Heute würde sie sich erneut mit Tommy zusammensetzen und die ersten Ergebnisse mit ihm besprechen. Sie hatte es in den letzten Tagen tatsächlich geschafft, alle Lebensläufe durchzugehen und die Qualifikationen der Mitarbeiter mit den einzelnen Stellenprofilen abzugleichen. Die Finanzabteilung hatte insgesamt sechsunddreißig Mitarbeiter. Es gab die Bereiche Kreditoren, Debitoren, Reisekosten, Steuern und Controlling. Tommy war Direktor und gleichzeitig Teamleiter. Über ihm gab es hierarchisch gesehen noch den CFO, den Chief Financial Officer, Wolfgang Habig, den sie vor zwei Tagen auch persönlich kennengelernt hatte. Dieser beschäftigte sich jedoch nicht mit Personalthemen, weshalb Tommy die gesamte Verantwortung dafür trug. Valentina hatte sich immer wieder bei dem Gedanken ertappt, auch einen Blick in Tommys Personalakte zu werfen – Zugang dazu hatte sie schließlich – doch sie hatte sich zurückgehalten, denn sie wollte das Privileg, dass sie vom Geburtsdatum über das Gehalt bis zum Familienstand alles über ihn einsehen konnte, nicht für die Befriedigung ihrer Neugier ausnutzen. Sie argumentierte innerlich zwar damit, dass es auch einen Vorteil für ihre Zusammenarbeit hätte, wenn sie mehr über ihn wüsste, aber letztlich war ihr klar, dass das nur eine Ausrede war und sie eher aus persönlichem Interesse mehr über ihn erfahren wollte. Sie wollte nicht unfair sein, denn er konnte sich schließlich auch keine Informationen über sie besorgen. Sie ging zumindest stark davon aus.

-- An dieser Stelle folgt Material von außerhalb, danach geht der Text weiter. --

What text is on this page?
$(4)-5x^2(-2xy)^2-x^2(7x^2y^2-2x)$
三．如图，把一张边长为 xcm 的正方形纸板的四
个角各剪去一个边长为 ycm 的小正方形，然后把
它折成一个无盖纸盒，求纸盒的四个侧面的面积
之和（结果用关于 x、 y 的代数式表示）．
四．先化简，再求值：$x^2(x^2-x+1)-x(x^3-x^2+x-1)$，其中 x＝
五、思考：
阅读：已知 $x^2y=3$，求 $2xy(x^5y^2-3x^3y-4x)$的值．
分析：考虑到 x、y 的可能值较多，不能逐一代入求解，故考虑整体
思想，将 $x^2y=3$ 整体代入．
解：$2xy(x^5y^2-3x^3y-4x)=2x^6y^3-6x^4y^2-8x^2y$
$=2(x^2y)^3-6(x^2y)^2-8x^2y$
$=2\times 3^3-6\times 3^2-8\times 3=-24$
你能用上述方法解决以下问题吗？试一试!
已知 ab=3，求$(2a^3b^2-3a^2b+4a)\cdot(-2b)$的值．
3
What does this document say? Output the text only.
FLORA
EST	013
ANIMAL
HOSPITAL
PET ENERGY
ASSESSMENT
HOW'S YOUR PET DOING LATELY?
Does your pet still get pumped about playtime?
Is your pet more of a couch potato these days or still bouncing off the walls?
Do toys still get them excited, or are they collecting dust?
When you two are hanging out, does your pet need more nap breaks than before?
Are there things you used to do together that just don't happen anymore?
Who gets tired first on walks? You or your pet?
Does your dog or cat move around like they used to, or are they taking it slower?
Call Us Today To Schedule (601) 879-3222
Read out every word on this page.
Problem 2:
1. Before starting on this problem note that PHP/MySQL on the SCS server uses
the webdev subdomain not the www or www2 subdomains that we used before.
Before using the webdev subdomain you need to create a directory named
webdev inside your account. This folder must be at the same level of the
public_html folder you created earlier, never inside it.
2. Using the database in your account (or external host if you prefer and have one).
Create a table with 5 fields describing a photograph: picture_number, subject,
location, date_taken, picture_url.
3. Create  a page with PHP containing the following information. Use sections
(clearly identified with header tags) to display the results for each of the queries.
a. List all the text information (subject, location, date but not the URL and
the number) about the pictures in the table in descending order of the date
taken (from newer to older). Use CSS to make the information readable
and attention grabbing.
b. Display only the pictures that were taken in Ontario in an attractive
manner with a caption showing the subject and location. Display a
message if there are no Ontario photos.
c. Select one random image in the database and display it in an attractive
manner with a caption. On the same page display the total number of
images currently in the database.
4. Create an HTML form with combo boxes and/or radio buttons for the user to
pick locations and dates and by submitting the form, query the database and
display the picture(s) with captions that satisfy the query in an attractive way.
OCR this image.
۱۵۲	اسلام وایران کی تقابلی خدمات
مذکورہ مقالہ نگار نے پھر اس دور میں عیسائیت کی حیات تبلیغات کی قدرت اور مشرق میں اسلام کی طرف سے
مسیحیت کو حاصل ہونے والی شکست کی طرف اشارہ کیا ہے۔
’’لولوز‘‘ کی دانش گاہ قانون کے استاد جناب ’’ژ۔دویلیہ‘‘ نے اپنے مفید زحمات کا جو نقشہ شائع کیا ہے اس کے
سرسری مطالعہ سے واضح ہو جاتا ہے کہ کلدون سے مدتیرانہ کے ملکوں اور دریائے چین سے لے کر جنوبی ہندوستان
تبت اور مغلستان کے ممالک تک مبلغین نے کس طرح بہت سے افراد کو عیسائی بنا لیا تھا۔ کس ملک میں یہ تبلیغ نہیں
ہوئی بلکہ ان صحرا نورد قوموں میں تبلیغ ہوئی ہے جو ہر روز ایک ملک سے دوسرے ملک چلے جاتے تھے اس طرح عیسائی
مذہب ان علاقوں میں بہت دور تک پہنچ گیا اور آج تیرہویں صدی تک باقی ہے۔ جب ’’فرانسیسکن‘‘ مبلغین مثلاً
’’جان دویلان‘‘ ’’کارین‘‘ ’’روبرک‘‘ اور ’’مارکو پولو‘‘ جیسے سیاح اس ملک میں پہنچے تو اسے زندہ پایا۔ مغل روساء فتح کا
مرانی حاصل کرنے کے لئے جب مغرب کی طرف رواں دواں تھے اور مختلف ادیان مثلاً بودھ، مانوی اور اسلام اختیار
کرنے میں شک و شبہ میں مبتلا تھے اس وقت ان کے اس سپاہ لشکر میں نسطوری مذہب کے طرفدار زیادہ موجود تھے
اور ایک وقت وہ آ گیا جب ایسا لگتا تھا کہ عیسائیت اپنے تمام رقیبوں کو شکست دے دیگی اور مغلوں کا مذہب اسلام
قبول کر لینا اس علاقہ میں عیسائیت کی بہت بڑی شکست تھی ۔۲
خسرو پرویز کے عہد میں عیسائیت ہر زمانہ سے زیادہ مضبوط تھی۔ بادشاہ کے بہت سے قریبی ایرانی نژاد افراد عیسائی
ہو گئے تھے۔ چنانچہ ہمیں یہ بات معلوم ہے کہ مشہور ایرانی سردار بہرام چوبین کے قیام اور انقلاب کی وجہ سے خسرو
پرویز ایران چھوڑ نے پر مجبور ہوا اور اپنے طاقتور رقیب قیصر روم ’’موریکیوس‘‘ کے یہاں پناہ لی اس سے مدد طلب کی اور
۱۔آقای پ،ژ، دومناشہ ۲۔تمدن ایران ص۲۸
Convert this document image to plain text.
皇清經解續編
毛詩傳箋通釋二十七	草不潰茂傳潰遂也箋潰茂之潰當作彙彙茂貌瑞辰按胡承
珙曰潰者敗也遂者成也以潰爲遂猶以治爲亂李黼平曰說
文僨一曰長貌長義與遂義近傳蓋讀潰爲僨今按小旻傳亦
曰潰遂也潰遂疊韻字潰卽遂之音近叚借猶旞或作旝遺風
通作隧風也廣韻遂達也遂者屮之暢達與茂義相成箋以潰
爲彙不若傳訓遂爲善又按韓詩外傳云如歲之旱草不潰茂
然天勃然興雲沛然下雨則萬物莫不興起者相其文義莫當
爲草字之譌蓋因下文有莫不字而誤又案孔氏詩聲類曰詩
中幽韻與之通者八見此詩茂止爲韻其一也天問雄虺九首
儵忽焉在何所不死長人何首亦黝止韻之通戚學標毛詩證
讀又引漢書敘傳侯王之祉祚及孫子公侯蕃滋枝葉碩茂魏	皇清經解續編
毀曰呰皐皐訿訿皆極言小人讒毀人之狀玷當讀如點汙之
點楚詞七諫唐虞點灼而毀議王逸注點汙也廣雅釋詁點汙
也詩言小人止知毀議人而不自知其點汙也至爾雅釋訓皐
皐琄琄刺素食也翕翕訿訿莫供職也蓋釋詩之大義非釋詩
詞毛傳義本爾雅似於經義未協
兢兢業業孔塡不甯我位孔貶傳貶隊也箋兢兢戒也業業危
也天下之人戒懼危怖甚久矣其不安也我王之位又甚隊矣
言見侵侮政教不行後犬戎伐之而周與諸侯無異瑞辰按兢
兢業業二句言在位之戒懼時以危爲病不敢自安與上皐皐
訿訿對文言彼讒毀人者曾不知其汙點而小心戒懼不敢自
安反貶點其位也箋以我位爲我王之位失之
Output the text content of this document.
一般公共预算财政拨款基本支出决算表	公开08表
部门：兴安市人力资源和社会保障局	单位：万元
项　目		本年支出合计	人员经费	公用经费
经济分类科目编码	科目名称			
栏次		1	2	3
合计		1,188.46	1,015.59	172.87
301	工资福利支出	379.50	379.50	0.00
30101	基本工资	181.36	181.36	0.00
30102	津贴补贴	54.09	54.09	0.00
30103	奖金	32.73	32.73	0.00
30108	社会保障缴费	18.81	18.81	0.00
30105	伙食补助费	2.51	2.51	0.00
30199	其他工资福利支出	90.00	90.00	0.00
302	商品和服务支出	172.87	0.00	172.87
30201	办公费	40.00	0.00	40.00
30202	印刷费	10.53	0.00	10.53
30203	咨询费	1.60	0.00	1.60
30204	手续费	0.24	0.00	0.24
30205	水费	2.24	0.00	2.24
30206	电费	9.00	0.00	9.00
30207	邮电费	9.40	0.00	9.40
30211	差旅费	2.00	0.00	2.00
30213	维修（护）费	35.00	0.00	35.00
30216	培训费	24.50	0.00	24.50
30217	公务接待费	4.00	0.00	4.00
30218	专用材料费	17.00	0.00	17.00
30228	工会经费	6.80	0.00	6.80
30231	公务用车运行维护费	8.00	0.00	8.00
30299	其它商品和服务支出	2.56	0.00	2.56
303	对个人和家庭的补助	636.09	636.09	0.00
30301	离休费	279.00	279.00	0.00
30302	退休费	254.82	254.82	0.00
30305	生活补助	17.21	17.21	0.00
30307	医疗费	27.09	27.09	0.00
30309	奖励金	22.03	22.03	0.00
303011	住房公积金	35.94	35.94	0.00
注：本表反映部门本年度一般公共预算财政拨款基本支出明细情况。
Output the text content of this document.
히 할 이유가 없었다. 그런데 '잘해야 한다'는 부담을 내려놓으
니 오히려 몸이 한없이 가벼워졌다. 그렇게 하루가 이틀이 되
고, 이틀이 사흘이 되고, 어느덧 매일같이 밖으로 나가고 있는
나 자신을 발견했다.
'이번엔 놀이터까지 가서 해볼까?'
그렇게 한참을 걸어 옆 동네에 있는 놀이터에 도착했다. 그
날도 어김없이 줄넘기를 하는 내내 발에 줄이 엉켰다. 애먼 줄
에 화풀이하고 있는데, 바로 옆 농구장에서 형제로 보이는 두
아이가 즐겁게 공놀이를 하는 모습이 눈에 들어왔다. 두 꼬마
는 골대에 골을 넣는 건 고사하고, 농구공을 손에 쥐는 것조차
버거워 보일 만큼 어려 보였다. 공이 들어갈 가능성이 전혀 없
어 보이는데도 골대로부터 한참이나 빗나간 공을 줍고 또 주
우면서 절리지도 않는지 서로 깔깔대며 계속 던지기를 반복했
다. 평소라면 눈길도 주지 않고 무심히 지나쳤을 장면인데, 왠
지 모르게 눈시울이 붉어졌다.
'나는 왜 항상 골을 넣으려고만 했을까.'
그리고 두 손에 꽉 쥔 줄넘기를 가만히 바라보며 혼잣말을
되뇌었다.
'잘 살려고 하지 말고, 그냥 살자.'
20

Nach etwa zwanzig Minuten Fahrtzeit erreichte Valentina ihr Ziel. Sie stieg vom Fahrrad ab und versuchte, es so fest wie möglich anzuketten, damit es im Laufe des Tages nicht von dem heftigen Wind umgestoßen werden konnte. Sie beugte sich nach unten und warf einen prüfenden Blick auf den Reifen. Seit Dienstag hatte dieser zum Glück nicht mehr aufgemuckt. Auf ihrer Schulter spürte sie plötzlich eine Hand. Sie drehte sich um.

„Oh, guten Morgen, Tommy!“

„Guten Morgen, Valentina! Ich habe dich hoffentlich nicht erschreckt?“

„Nein, keine Sorge!“ Sie lächelte ihn kurz an und machte anschließend ihren Fahrradkorb ab, um ihn mit ins Büro zu nehmen.

„Ist mit deinem Rad alles in Ordnung?“ Er deutete auf den Reifen.

„Ich hatte an meinem zweiten Arbeitstag morgens einen Platten und kam daraufhin direkt zu spät. Jetzt ist aber wieder alles in Ordnung, denke ich.“

„Dann war dein zweiter Arbeitstag eine echte Herausforderung! An dem Tag hatten wir doch das Meeting mit Clemens Wolkert“, stellte er fest.

Die beiden liefen gemeinsam auf den Eingang des Bürogebäudes zu.

„So schlimm war es nicht“, sagte Valentina nüchtern.

Sie liefen durch das Foyer und fuhren anschließend mit der Rolltreppe eine Etage nach oben, um zu den Aufzügen zu gelangen.

„Es bleibt bei unserem Termin heute um vierzehn Uhr, oder?“, wollte Tommy wissen.

„Ja, klar! Ich habe auch schon erste Ergebnisse, die ich mit dir besprechen möchte. Ich denke, da gibt es wirklich Optimierungspotenzial.“

„Ich bin gespannt! Und ich bin übrigens sehr froh, dass du da bist!“ Er lächelte sie an. „Lass uns doch mal essen gehen! Ich sehe dich zur Mittagszeit meist allein in deinem Büro.“

Valentina hielt ihre Chipkarte an das Lesegerät, um den Fahrstuhl zu rufen. Mittagessen mit ihm?